Milli Eğitim Bakanlığı bir açıklama yaparak bu yıl ilköğretime yeni başlayacak öğrencilerin kayıtlarının Ağustos ayında değil Haziran ayında yapılacağını duyurdu.
Herkesin bildiği gibi kayıt dönemi sadece çocuklarımızın okula attıkları ilk adım değil, aynı zamanda paralı eğitime de atılmış ilk adımdır. Çocuğunu okula kayıt ettirme telaşındaki aileler bu ilk adımda soyulurlar.

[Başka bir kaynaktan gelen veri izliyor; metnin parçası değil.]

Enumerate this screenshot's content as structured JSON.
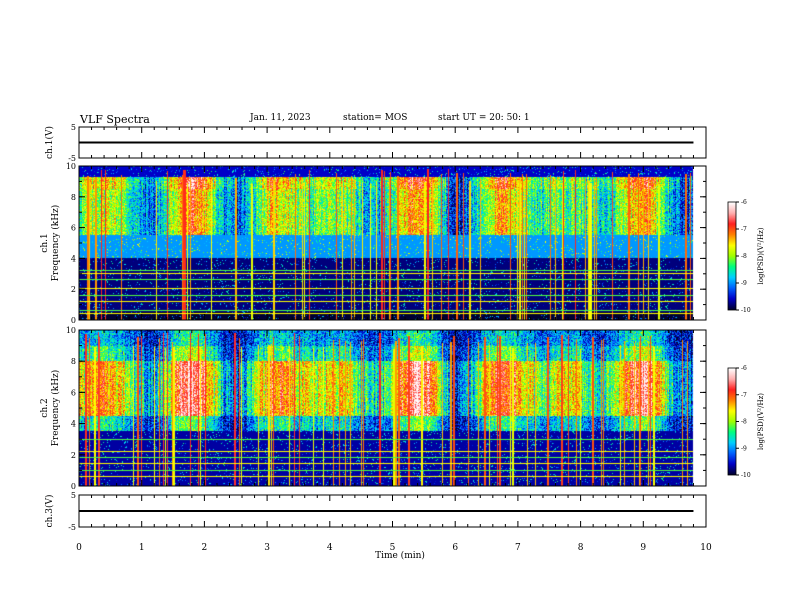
{
  "header": {
    "title": "VLF Spectra",
    "date": "Jan. 11, 2023",
    "station": "station= MOS",
    "start": "start  UT =   20: 50: 1"
  },
  "colors": {
    "spectrogram_scale": [
      "#000030",
      "#0000c8",
      "#0060ff",
      "#00d0ff",
      "#00ff80",
      "#a0ff00",
      "#ffff00",
      "#ff8000",
      "#ff2020",
      "#ffb0b0",
      "#ffffff"
    ]
  },
  "chart_data": [
    {
      "type": "line",
      "name": "ch1-voltage",
      "ylabel": "ch.1(V)",
      "ylim": [
        -5,
        5
      ],
      "y_ticks": [
        "5",
        "-5"
      ],
      "x": [
        0,
        9.8
      ],
      "y": [
        0,
        0
      ]
    },
    {
      "type": "heatmap",
      "name": "ch1-spectrogram",
      "ylabel": "ch.1\nFrequency (kHz)",
      "ylim": [
        0,
        10
      ],
      "y_ticks": [
        "0",
        "2",
        "4",
        "6",
        "8",
        "10"
      ],
      "xlim": [
        0,
        10
      ],
      "data_xlim": [
        0,
        9.8
      ],
      "colorbar": {
        "label": "log(PSD)(V²/Hz)",
        "ticks": [
          "-6",
          "-7",
          "-8",
          "-9",
          "-10"
        ],
        "range": [
          -10,
          -6
        ]
      },
      "bands": [
        {
          "f": [
            0.5,
            4.0
          ],
          "level": -9.8
        },
        {
          "f": [
            4.0,
            5.5
          ],
          "level": -9.0
        },
        {
          "f": [
            5.5,
            8.5
          ],
          "level": -7.6
        },
        {
          "f": [
            8.5,
            9.3
          ],
          "level": -7.2
        },
        {
          "f": [
            9.3,
            10.0
          ],
          "level": -9.6
        }
      ],
      "lines_kHz": [
        0.4,
        0.6,
        1.2,
        1.6,
        2.0,
        2.6,
        3.0,
        3.2
      ]
    },
    {
      "type": "heatmap",
      "name": "ch2-spectrogram",
      "ylabel": "ch.2\nFrequency (kHz)",
      "ylim": [
        0,
        10
      ],
      "y_ticks": [
        "0",
        "2",
        "4",
        "6",
        "8",
        "10"
      ],
      "xlim": [
        0,
        10
      ],
      "data_xlim": [
        0,
        9.8
      ],
      "colorbar": {
        "label": "log(PSD)(V²/Hz)",
        "ticks": [
          "-6",
          "-7",
          "-8",
          "-9",
          "-10"
        ],
        "range": [
          -10,
          -6
        ]
      },
      "bands": [
        {
          "f": [
            0.0,
            3.5
          ],
          "level": -9.7
        },
        {
          "f": [
            3.5,
            4.5
          ],
          "level": -8.4
        },
        {
          "f": [
            4.5,
            8.0
          ],
          "level": -7.0
        },
        {
          "f": [
            8.0,
            9.0
          ],
          "level": -8.2
        },
        {
          "f": [
            9.0,
            10.0
          ],
          "level": -8.7
        }
      ],
      "lines_kHz": [
        0.6,
        1.0,
        1.4,
        1.8,
        2.2,
        3.0
      ]
    },
    {
      "type": "line",
      "name": "ch3-voltage",
      "ylabel": "ch.3(V)",
      "ylim": [
        -5,
        5
      ],
      "y_ticks": [
        "5",
        "-5"
      ],
      "x": [
        0,
        9.8
      ],
      "y": [
        0,
        0
      ]
    }
  ],
  "x_axis": {
    "label": "Time (min)",
    "ticks": [
      "0",
      "1",
      "2",
      "3",
      "4",
      "5",
      "6",
      "7",
      "8",
      "9",
      "10"
    ],
    "range": [
      0,
      10
    ]
  }
}
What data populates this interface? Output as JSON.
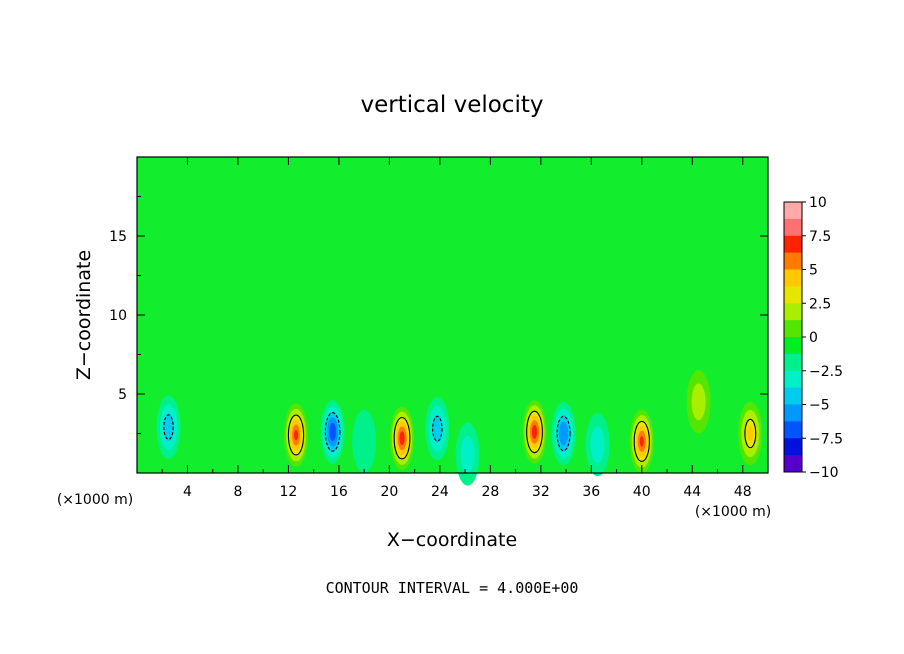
{
  "chart_data": {
    "type": "heatmap",
    "title": "vertical velocity",
    "xlabel": "X−coordinate",
    "ylabel": "Z−coordinate",
    "x_unit_label": "(×1000 m)",
    "xlim": [
      0,
      50
    ],
    "ylim": [
      0,
      20
    ],
    "x_ticks": [
      "4",
      "8",
      "12",
      "16",
      "20",
      "24",
      "28",
      "32",
      "36",
      "40",
      "44",
      "48"
    ],
    "y_ticks": [
      "5",
      "10",
      "15"
    ],
    "colorbar": {
      "ticks": [
        "10",
        "7.5",
        "5",
        "2.5",
        "0",
        "−2.5",
        "−5",
        "−7.5",
        "−10"
      ],
      "colors": [
        "#ffaaaa",
        "#ff7070",
        "#ff2200",
        "#ff7a00",
        "#ffc800",
        "#e6e600",
        "#aaee00",
        "#55e600",
        "#00ee22",
        "#00f08a",
        "#00f0c8",
        "#00ccee",
        "#0099ff",
        "#0055ff",
        "#0011dd",
        "#5500cc"
      ]
    },
    "features": [
      {
        "x": 12.6,
        "z": 2.4,
        "w": 7.0
      },
      {
        "x": 21.0,
        "z": 2.2,
        "w": 7.5
      },
      {
        "x": 31.5,
        "z": 2.6,
        "w": 7.5
      },
      {
        "x": 40.0,
        "z": 2.0,
        "w": 7.0
      },
      {
        "x": 48.6,
        "z": 2.5,
        "w": 4.5
      },
      {
        "x": 44.5,
        "z": 4.5,
        "w": 2.5
      },
      {
        "x": 33.8,
        "z": 2.5,
        "w": -5.5
      },
      {
        "x": 15.5,
        "z": 2.6,
        "w": -6.5
      },
      {
        "x": 2.5,
        "z": 2.9,
        "w": -4.0
      },
      {
        "x": 23.8,
        "z": 2.8,
        "w": -4.0
      },
      {
        "x": 26.2,
        "z": 1.2,
        "w": -2.5
      },
      {
        "x": 36.5,
        "z": 1.8,
        "w": -2.5
      },
      {
        "x": 18.0,
        "z": 2.0,
        "w": -1.5
      }
    ],
    "footer": "CONTOUR INTERVAL = 4.000E+00"
  }
}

Kayıt döneminde başlayan soygun yıl boyu temizlik parası, spor parası, yakıt parası, sözleşmeli öğretmen parası, karne parası gibi gerekçeler uydurularak sürer gider. “Eğitim tüm çocuklar için bir hak olmaktan öte bir zorunluluk olduğunu” ve okul yönetimlerinin bu kayıtları para almadan yapmak zorunda olduklarından habersiz yoksul aileler, uzun süren pazarlıklar ve kavgalar sonucu çocuklarını güç bela okula kaydettirmeyi başarabilirler. Her sene Milli Eğitim Bakanı o geleneksel açıklamasını yapar ve “Velilerden zorla para alana gerekli işlem yapılacağını” duyurur. Ancak bugüne kadar velileri soyup soğana çeviren herhangi bir idareci hakkında işlem yapıldığını da gören duyan olmamıştır. Bu danışıklı dövüşün sonucunda kaybeden genelde öğrenci velisi olur.
Büyük bir heyecanla çocuğunu okula getiren velinin eline ilk olarak bir liste tutuşturulur. Listedeki malzemeleri okulun karşısındaki kırtasiyeden alıp kendilerine teslim etmesi söylenir. Listede neler yoktur ki: Dosya kağıdı, pul, telefon kartı, kalem, defter vs... Böylece okulun bir yıllık kırtasiye ihtiyacı velilerden karşılanır. Kırtasiyede genellikle hazır satılan bu paketi bir şekilde alan veli henüz soygundan kurtulmuş değildir. Ondan okula bağış yapması istenir. Parası yoksa kayıt yapılamayacağı, bir yerlerden bulması gerektiği kibarca belirtilir. Veli biraz dişli çıkar ve bu miktarda parayı bulamayacağını söylerse pazarlık yapılır. Pazarlıkta uzlaşma sağlanmadığında okul yönetimi son kozunu oynar: “ Senin çocuğun için ayırdığın para yok mu?” diyerek karşısındakinin annelik ve babalık sorumluluğunu taşımadığını söylediğinde ailenin tüm savunması çöker. Çünkü o para ödemekte zorlanan tek kendisi zanneder. Ve bir şekilde borç harç o para bulup buluşturulur ve eğitim pazarlamacılarına teslim edilir.
İşte çocuklarımız sekiz yıllık zorunlu eğitime böylece ilk adımlarını atarlar. Okul yönetimi açıkça suç işler, zira bu çocuğun okula alınması bir hak değil, biz zorunluluktur. Aile çocuğu okula göndermediğinde kanuni işlemler uygulanarak çocuğun okula devamı sağlanmalıdır. Ancak ülkemizde işler böyle işlemez. Yoksulun emekçinin çocuğunun eğitim hakkı kağıt üzerindedir. Bu hakkı gerçek bir hak haline getirecek olan tek şeyse haklarının bilincinde olan öğrenci ailelerinin bir arada hareket etmesi ve bu hakkın nasıl kazanılacağını dosta düşmana göstermesidir.
İşte bu yüzden Halkevciler Haziran ayı boyunca eğitimi parayla satanlara karşı yoksul mahallelerde, ilkokulların önünde halka bu hakkını hatırlatacak ve çocuklarımızın geleceği için bu soygunu engellemeye çalışacaklardır.